Motorcyclists account for 12% of all traffic fatalities statewide. On average, a motorcyclist is killed in a crash on Texas roads every day, according to TxDOT. Last year, 482 died.
"May through October is an especially dangerous period for motorcyclists in Texas," said TxDOT Executive Director James Bass. "Of all the motorcyclist deaths in Texas during 2020, more than 61% happened in that period. It’s so important to remember that these motorcyclists don’t have the same protections that drivers in vehicles have, and that’s why we’re urging all motorists to stay watchful and alert when traveling alongside motorcycles so everyone can reach their destination safely."
May is National Motorcycle Safety Awareness Month, and the Texas Department of Transportation’s annual "Share the Road: Look Twice for Motorcycles" campaign gets underway to call attention to the safety precautions motorists can take to protect motorcyclists and themselves.
The Texas Transportation Institute (TTI) reports that fatal crashes between motorcyclists and drivers often occur when drivers misjudge the motorcycle’s distance and speed and make left turns in front of an oncoming motorcyclist.
Last year, almost one-third of Texas motorcycle fatalities occurred in an intersection or were intersection-related, according to TTI. TTI also points to driver inattention as a contributing factor to motorcycle crashes.
TxDOT has these safety tips for drivers to protect motorcyclists and prevent crashes:
- Take extra care when making a left turn. It’s safest to let the motorcycle pass to avoid turning in front of the rider.

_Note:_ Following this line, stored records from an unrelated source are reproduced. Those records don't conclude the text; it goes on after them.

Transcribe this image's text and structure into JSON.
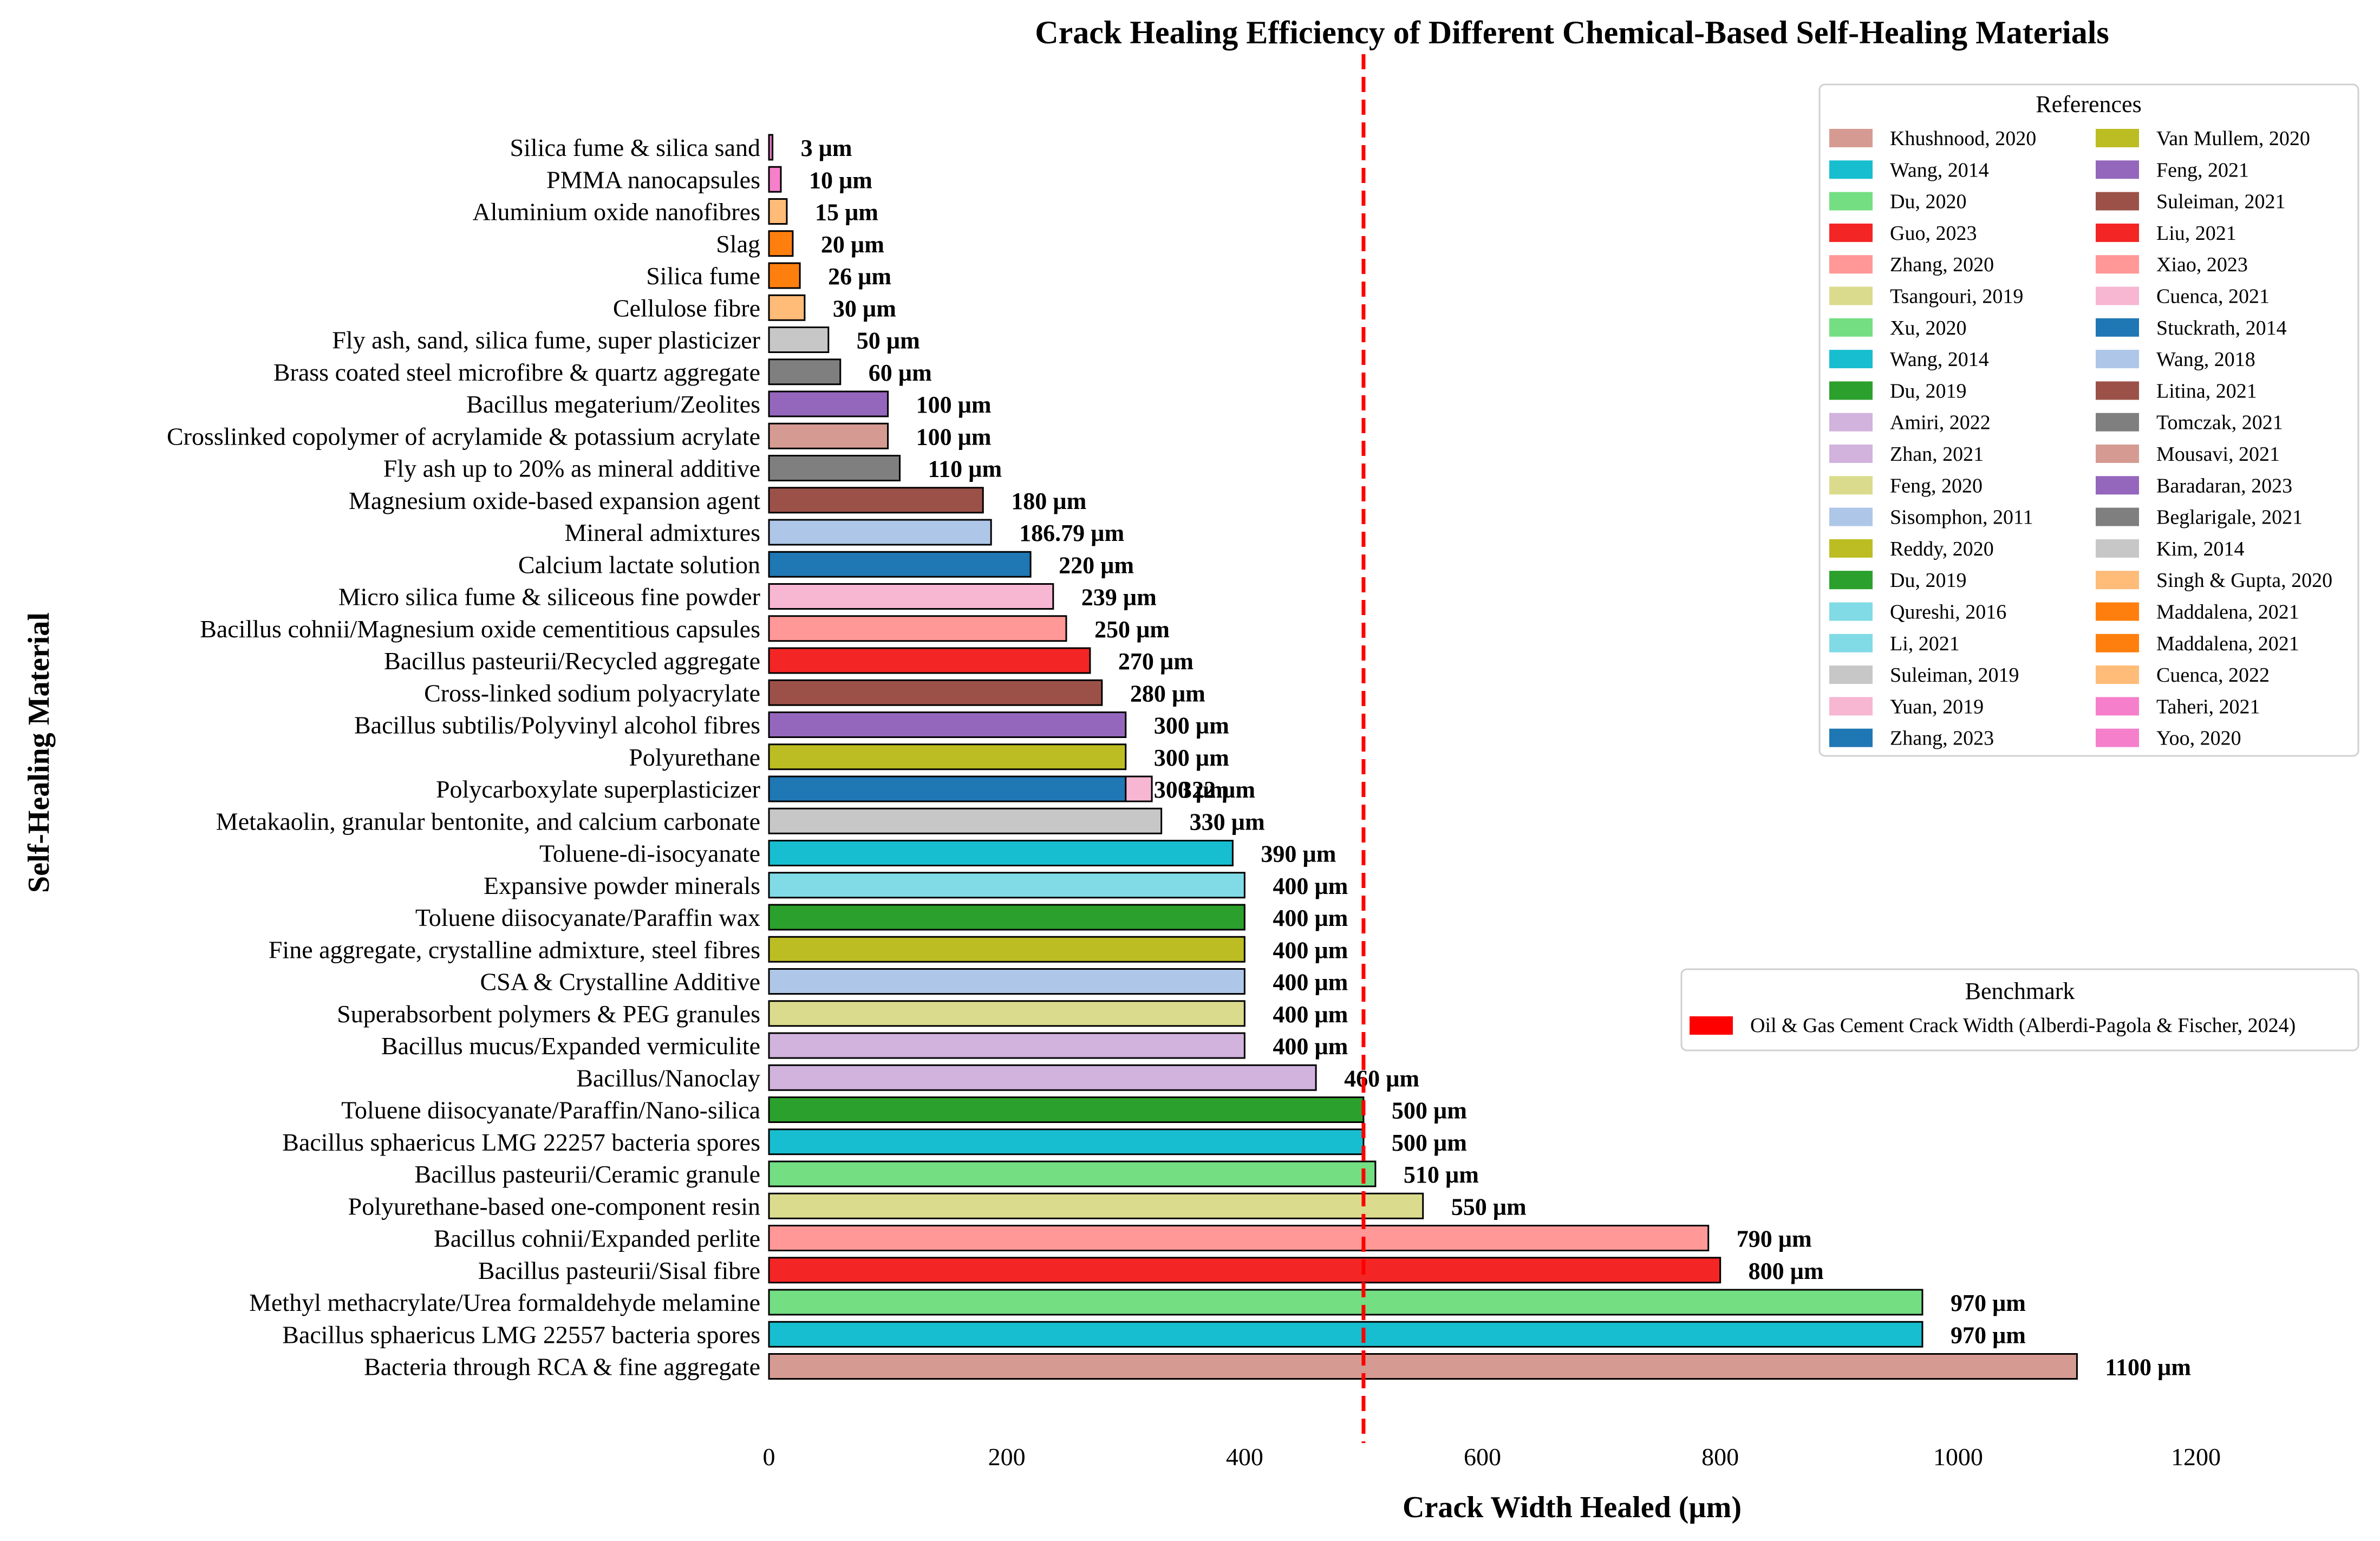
{
  "chart_data": {
    "type": "bar",
    "orientation": "horizontal",
    "title": "Crack Healing Efficiency of Different Chemical-Based Self-Healing Materials",
    "xlabel": "Crack Width Healed (µm)",
    "ylabel": "Self-Healing Material",
    "xlim": [
      0,
      1200
    ],
    "xticks": [
      "0",
      "200",
      "400",
      "600",
      "800",
      "1000",
      "1200"
    ],
    "benchmark_value": 500,
    "benchmark_color": "#ff0000",
    "bars": [
      {
        "label": "Silica fume & silica sand",
        "value": 3,
        "value_label": "3 µm",
        "color": "#e377c2"
      },
      {
        "label": "PMMA nanocapsules",
        "value": 10,
        "value_label": "10 µm",
        "color": "#f57fcb"
      },
      {
        "label": "Aluminium oxide nanofibres",
        "value": 15,
        "value_label": "15 µm",
        "color": "#ffbb78"
      },
      {
        "label": "Slag",
        "value": 20,
        "value_label": "20 µm",
        "color": "#ff7f0e"
      },
      {
        "label": "Silica fume",
        "value": 26,
        "value_label": "26 µm",
        "color": "#ff7f0e"
      },
      {
        "label": "Cellulose fibre",
        "value": 30,
        "value_label": "30 µm",
        "color": "#ffbb78"
      },
      {
        "label": "Fly ash, sand, silica fume, super plasticizer",
        "value": 50,
        "value_label": "50 µm",
        "color": "#c7c7c7"
      },
      {
        "label": "Brass coated steel microfibre & quartz aggregate",
        "value": 60,
        "value_label": "60 µm",
        "color": "#7f7f7f"
      },
      {
        "label": "Bacillus megaterium/Zeolites",
        "value": 100,
        "value_label": "100 µm",
        "color": "#9467bd"
      },
      {
        "label": "Crosslinked copolymer of acrylamide & potassium acrylate",
        "value": 100,
        "value_label": "100 µm",
        "color": "#d59b93"
      },
      {
        "label": "Fly ash up to 20% as mineral additive",
        "value": 110,
        "value_label": "110 µm",
        "color": "#7f7f7f"
      },
      {
        "label": "Magnesium oxide-based expansion agent",
        "value": 180,
        "value_label": "180 µm",
        "color": "#9c5148"
      },
      {
        "label": "Mineral admixtures",
        "value": 186.79,
        "value_label": "186.79 µm",
        "color": "#aec7e8"
      },
      {
        "label": "Calcium lactate solution",
        "value": 220,
        "value_label": "220 µm",
        "color": "#1f77b4"
      },
      {
        "label": "Micro silica fume & siliceous fine powder",
        "value": 239,
        "value_label": "239 µm",
        "color": "#f7b6d2"
      },
      {
        "label": "Bacillus cohnii/Magnesium oxide cementitious capsules",
        "value": 250,
        "value_label": "250 µm",
        "color": "#ff9896"
      },
      {
        "label": "Bacillus pasteurii/Recycled aggregate",
        "value": 270,
        "value_label": "270 µm",
        "color": "#f42525"
      },
      {
        "label": "Cross-linked sodium polyacrylate",
        "value": 280,
        "value_label": "280 µm",
        "color": "#9c5148"
      },
      {
        "label": "Bacillus subtilis/Polyvinyl alcohol fibres",
        "value": 300,
        "value_label": "300 µm",
        "color": "#9467bd"
      },
      {
        "label": "Polyurethane",
        "value": 300,
        "value_label": "300 µm",
        "color": "#bcbd22"
      },
      {
        "label": "Polycarboxylate superplasticizer",
        "value": 300,
        "value_label": "300 µm",
        "color": "#1f77b4",
        "overlay_value": 322,
        "overlay_value_label": "322 µm",
        "overlay_color": "#f7b6d2"
      },
      {
        "label": "Metakaolin, granular bentonite, and calcium carbonate",
        "value": 330,
        "value_label": "330 µm",
        "color": "#c7c7c7"
      },
      {
        "label": "Toluene-di-isocyanate",
        "value": 390,
        "value_label": "390 µm",
        "color": "#17becf"
      },
      {
        "label": "Expansive powder minerals",
        "value": 400,
        "value_label": "400 µm",
        "color": "#80dbe6"
      },
      {
        "label": "Toluene diisocyanate/Paraffin wax",
        "value": 400,
        "value_label": "400 µm",
        "color": "#2ca02c"
      },
      {
        "label": "Fine aggregate, crystalline admixture, steel fibres",
        "value": 400,
        "value_label": "400 µm",
        "color": "#bcbd22"
      },
      {
        "label": "CSA & Crystalline Additive",
        "value": 400,
        "value_label": "400 µm",
        "color": "#aec7e8"
      },
      {
        "label": "Superabsorbent polymers & PEG granules",
        "value": 400,
        "value_label": "400 µm",
        "color": "#dbdb8d"
      },
      {
        "label": "Bacillus mucus/Expanded vermiculite",
        "value": 400,
        "value_label": "400 µm",
        "color": "#d1b3dd"
      },
      {
        "label": "Bacillus/Nanoclay",
        "value": 460,
        "value_label": "460 µm",
        "color": "#d1b3dd"
      },
      {
        "label": "Toluene diisocyanate/Paraffin/Nano-silica",
        "value": 500,
        "value_label": "500 µm",
        "color": "#2ca02c"
      },
      {
        "label": "Bacillus sphaericus LMG 22257 bacteria spores",
        "value": 500,
        "value_label": "500 µm",
        "color": "#17becf"
      },
      {
        "label": "Bacillus pasteurii/Ceramic granule",
        "value": 510,
        "value_label": "510 µm",
        "color": "#74de82"
      },
      {
        "label": "Polyurethane-based one-component resin",
        "value": 550,
        "value_label": "550 µm",
        "color": "#dbdb8d"
      },
      {
        "label": "Bacillus cohnii/Expanded perlite",
        "value": 790,
        "value_label": "790 µm",
        "color": "#ff9896"
      },
      {
        "label": "Bacillus pasteurii/Sisal fibre",
        "value": 800,
        "value_label": "800 µm",
        "color": "#f42525"
      },
      {
        "label": "Methyl methacrylate/Urea formaldehyde melamine",
        "value": 970,
        "value_label": "970 µm",
        "color": "#74de82"
      },
      {
        "label": "Bacillus sphaericus LMG 22557 bacteria spores",
        "value": 970,
        "value_label": "970 µm",
        "color": "#17becf"
      },
      {
        "label": "Bacteria through RCA & fine aggregate",
        "value": 1100,
        "value_label": "1100 µm",
        "color": "#d59b93"
      }
    ],
    "legend_references": {
      "title": "References",
      "col1": [
        {
          "label": "Khushnood, 2020",
          "color": "#d59b93"
        },
        {
          "label": "Wang, 2014",
          "color": "#17becf"
        },
        {
          "label": "Du, 2020",
          "color": "#74de82"
        },
        {
          "label": "Guo, 2023",
          "color": "#f42525"
        },
        {
          "label": "Zhang, 2020",
          "color": "#ff9896"
        },
        {
          "label": "Tsangouri, 2019",
          "color": "#dbdb8d"
        },
        {
          "label": "Xu, 2020",
          "color": "#74de82"
        },
        {
          "label": "Wang, 2014",
          "color": "#17becf"
        },
        {
          "label": "Du, 2019",
          "color": "#2ca02c"
        },
        {
          "label": "Amiri, 2022",
          "color": "#d1b3dd"
        },
        {
          "label": "Zhan, 2021",
          "color": "#d1b3dd"
        },
        {
          "label": "Feng, 2020",
          "color": "#dbdb8d"
        },
        {
          "label": "Sisomphon, 2011",
          "color": "#aec7e8"
        },
        {
          "label": "Reddy, 2020",
          "color": "#bcbd22"
        },
        {
          "label": "Du, 2019",
          "color": "#2ca02c"
        },
        {
          "label": "Qureshi, 2016",
          "color": "#80dbe6"
        },
        {
          "label": "Li, 2021",
          "color": "#80dbe6"
        },
        {
          "label": "Suleiman, 2019",
          "color": "#c7c7c7"
        },
        {
          "label": "Yuan, 2019",
          "color": "#f7b6d2"
        },
        {
          "label": "Zhang, 2023",
          "color": "#1f77b4"
        }
      ],
      "col2": [
        {
          "label": "Van Mullem, 2020",
          "color": "#bcbd22"
        },
        {
          "label": "Feng, 2021",
          "color": "#9467bd"
        },
        {
          "label": "Suleiman, 2021",
          "color": "#9c5148"
        },
        {
          "label": "Liu, 2021",
          "color": "#f42525"
        },
        {
          "label": "Xiao, 2023",
          "color": "#ff9896"
        },
        {
          "label": "Cuenca, 2021",
          "color": "#f7b6d2"
        },
        {
          "label": "Stuckrath, 2014",
          "color": "#1f77b4"
        },
        {
          "label": "Wang, 2018",
          "color": "#aec7e8"
        },
        {
          "label": "Litina, 2021",
          "color": "#9c5148"
        },
        {
          "label": "Tomczak, 2021",
          "color": "#7f7f7f"
        },
        {
          "label": "Mousavi, 2021",
          "color": "#d59b93"
        },
        {
          "label": "Baradaran, 2023",
          "color": "#9467bd"
        },
        {
          "label": "Beglarigale, 2021",
          "color": "#7f7f7f"
        },
        {
          "label": "Kim, 2014",
          "color": "#c7c7c7"
        },
        {
          "label": "Singh & Gupta, 2020",
          "color": "#ffbb78"
        },
        {
          "label": "Maddalena, 2021",
          "color": "#ff7f0e"
        },
        {
          "label": "Maddalena, 2021",
          "color": "#ff7f0e"
        },
        {
          "label": "Cuenca, 2022",
          "color": "#ffbb78"
        },
        {
          "label": "Taheri, 2021",
          "color": "#f57fcb"
        },
        {
          "label": "Yoo, 2020",
          "color": "#f57fcb"
        }
      ]
    },
    "legend_benchmark": {
      "title": "Benchmark",
      "label": "Oil & Gas Cement Crack Width (Alberdi-Pagola & Fischer, 2024)",
      "color": "#ff0000"
    }
  }
}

- Pay special attention at intersections. Nearly one in three motorcycle fatalities happens at a roadway intersection.
- Give driving your full attention. Even a momentary distraction, such as answering a phone call or changing the radio station, can have deadly consequences.

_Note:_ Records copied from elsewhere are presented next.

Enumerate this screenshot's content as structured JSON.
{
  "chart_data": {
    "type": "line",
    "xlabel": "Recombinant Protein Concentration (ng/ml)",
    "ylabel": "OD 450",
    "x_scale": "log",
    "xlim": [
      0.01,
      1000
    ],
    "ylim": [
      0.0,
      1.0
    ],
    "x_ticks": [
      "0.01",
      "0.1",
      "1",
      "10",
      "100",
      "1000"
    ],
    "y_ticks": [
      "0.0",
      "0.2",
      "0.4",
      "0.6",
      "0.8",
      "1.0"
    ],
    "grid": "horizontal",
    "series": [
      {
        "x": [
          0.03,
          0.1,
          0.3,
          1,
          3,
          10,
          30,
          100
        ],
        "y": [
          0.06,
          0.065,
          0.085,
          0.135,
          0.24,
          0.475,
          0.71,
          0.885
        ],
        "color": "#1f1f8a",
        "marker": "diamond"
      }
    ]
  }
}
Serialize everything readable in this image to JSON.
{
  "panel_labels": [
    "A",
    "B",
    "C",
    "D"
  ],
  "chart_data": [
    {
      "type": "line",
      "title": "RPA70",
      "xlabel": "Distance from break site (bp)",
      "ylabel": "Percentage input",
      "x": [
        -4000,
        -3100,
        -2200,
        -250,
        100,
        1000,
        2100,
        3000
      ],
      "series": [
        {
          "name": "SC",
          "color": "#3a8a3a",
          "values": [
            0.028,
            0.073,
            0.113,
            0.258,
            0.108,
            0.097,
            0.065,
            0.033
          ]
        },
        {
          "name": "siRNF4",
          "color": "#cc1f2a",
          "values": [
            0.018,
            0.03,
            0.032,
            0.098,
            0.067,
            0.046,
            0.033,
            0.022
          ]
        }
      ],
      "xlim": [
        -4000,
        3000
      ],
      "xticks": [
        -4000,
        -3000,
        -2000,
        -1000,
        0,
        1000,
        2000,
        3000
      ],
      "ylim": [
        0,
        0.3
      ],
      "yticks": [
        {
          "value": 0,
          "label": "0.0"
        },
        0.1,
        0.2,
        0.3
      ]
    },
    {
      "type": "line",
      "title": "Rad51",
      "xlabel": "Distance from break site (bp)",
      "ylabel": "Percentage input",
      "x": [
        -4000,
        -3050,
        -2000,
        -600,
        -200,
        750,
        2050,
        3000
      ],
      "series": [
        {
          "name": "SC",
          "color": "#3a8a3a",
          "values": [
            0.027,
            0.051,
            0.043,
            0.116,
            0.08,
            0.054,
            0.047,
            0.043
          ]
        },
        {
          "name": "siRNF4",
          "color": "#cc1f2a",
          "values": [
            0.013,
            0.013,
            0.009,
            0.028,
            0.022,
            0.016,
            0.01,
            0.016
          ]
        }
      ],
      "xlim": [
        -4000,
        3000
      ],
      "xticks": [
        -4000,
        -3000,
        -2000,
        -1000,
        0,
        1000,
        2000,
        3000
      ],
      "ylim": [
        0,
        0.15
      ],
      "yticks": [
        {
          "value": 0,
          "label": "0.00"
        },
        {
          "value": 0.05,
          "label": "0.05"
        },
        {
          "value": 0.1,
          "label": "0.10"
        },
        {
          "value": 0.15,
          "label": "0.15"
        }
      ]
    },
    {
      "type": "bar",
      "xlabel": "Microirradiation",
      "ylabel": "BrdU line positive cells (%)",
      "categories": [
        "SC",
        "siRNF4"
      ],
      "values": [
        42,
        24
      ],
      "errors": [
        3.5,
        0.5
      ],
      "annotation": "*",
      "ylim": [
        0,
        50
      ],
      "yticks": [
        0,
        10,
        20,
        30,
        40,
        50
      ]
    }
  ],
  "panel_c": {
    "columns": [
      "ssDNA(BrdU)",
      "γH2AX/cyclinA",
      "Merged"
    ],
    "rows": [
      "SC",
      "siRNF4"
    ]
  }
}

- Look twice when changing lanes. Check mirrors, check blind spots, and always use turn signals.
- Give motorcyclists room when passing them. Move over to the passing lane and don’t crowd the motorcyclist’s full lane.
- Stay back. If you’re behind a motorcycle, always maintain a safe following distance. When a motorcyclist downshifts instead of applying the brake to slow down, it can catch drivers off guard since there are no brake lights to signal reduced speed.
- Slow down. Obey posted speed limits and drive to conditions.